Taliban chief Mullah Omar rules out Afghan peace talks
There is no prospect of peace talks between the Taliban and Afghan government, the Taliban's leader Mullah Omar has insisted.
In a statement, Mullah Omar said "rumours of negotiation" were a ploy by Western powers to "cover up" their military defeat in Afghanistan.
A BBC correspondent says some insurgents - including some Taliban - have spoken to the Afghan government.
But Western diplomats say there have been no high-level talks.
Mullah Omar's wordy statement was released to media outlets and jihadist websites on the eve of the Muslim holiday Eid.
It comes four days before Nato leaders gather in the Portuguese capital Lisbon for a summit set to be dominated by the Afghan conflict.
In his statement, Mullah Omar says: "The enemy is retreating and facing siege in all parts of the country day in and day out. Their life casualties are spiralling up.
"It is because of this pressure that the enemy has resorted to spreading the misleading rumours of peace talks."

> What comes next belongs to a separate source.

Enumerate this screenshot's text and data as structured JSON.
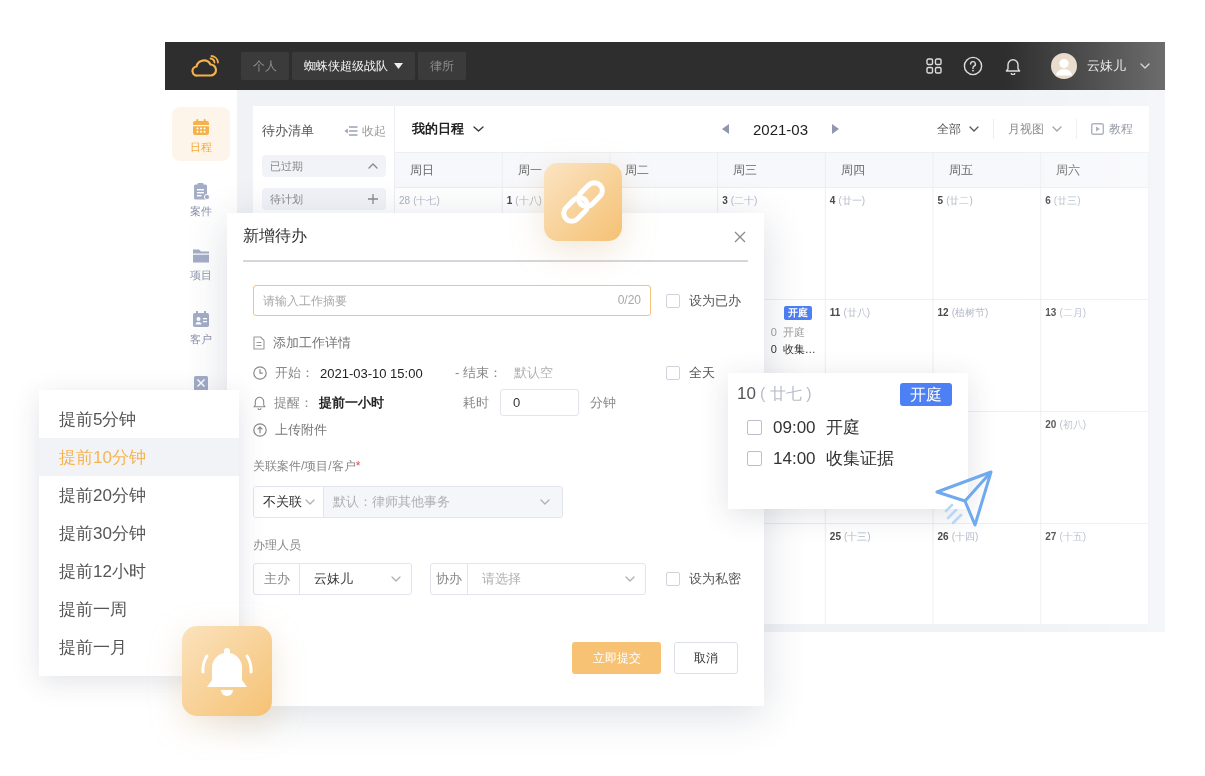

Mullah Omar, who is rumoured to be in Pakistan, says the "sole way for our salvation is the armed jihad", or holy war.
The "solution of the issue lies in withdrawal of the foreign invading troops and establishment of a true Islamic and independent system in the country," he adds.
Mullah Omar also addresses former jihadi leaders working with Hamid Karzai's administration, urging them to join the struggle against the invaders.
"Was the aim behind your 14-years-long jihad [against the Russians] to let the place of the Russians to be occupied by the Americans?" he asks.
This year has been the most deadly for Nato forces fighting in Afghanistan since the invasion of 2001.
In his statement, Mullah Omar says his aim is to increase Taliban operations "to entangle the enemy in an exhausting war of attrition and wear it away like the former Soviet Union".
About 150,000 foreign troops are currently in the country, though US President Barack Obama is planning to begin gradually pulling US forces out from July 2011.
It is hoped that security responsibility will be handed over completely to Afghan forces in 2014, though some analysts say the current level of violence suggests this target is optimistic.
There have been mounting reports that Nato is seeking to open channels of communication with the Taliban - and a growing acceptance, analysts say, that there must be a negotiated settlement to the conflict.
President Karzai's government insists the insurgents renounce violence, accept the Afghan constitution and cut their links to al-Qaeda before any agreement can be reached.
The BBC's Quentin Sommerville in Kabul says there have been talks between some insurgents and the Afghan government, though these have not been at a senior level.
Western diplomats admit that some of those claiming to represent the Taliban have turned out to be imposters, our correspondent adds.